Ele explica que, quando uma informação é jogada no grupo, seja por um guarda ou

militar, o agente sabe que a ocorrência poderá ser apresentada pela outra corporação, que não a sua. E está aí um problema que o grupo não enfrenta, mas que ainda persiste na cabeça de alguns agentes de ambas as corporações. “Existe sim uma animosidade entre alguns poucos integrantes das duas corporações, que vem de muito tempo. Alguns ainda pensam assim até hoje”, lamenta Cleon.

“Aqui na Guarda também. Infelizmente a gente tem que lidar dar com esse tipo de coisa. Todos temos que entender que estamos no mesmo objetivo, que é vencer o crime”, completou De Souza.

EFICÁCIA E AMIZADE

Um policial militar de Jundiaí jogou no grupo, recentemente, informação de que estava passando mal em casa. Com duas próteses no coração, o PM despertou os amigos do grupo, que rapidamente deslocaram viaturas até sua casa.

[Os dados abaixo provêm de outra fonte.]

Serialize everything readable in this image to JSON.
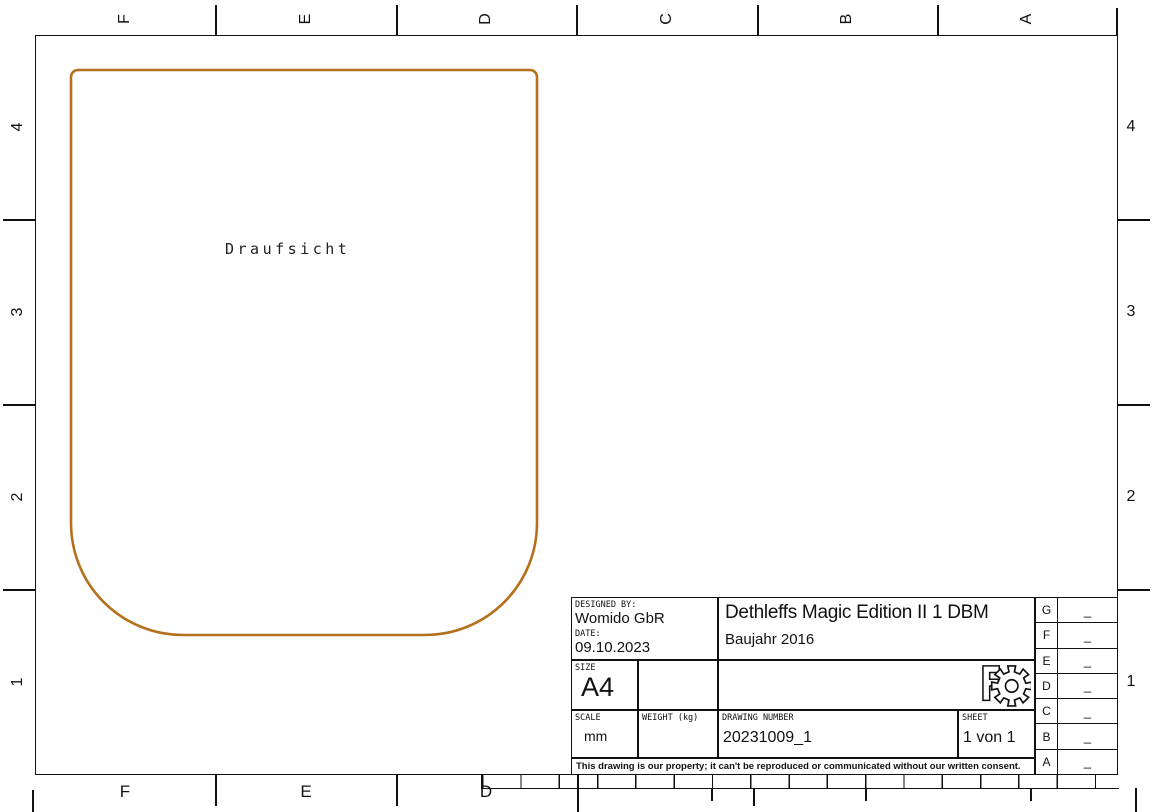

Tanto PMs quanto guardas municipais foram ao seu salvamento. Quando chegou no hospital, já estava com princípio de infarto. Enquanto era levado rapidamente para o hospital, PMs do 11ª, que já estava no Centro, já preparavam a unidade de saúde para sua chegada. “Essa ocorrência também mostrou como é nossa integração. Os PMs chegaram primeiro, mas os GMs estavam lá, se colocando à disposição inclusive para ir abrindo caminho no trânsito”, comentou Cleon. O policial foi atendido e se recupera em casa.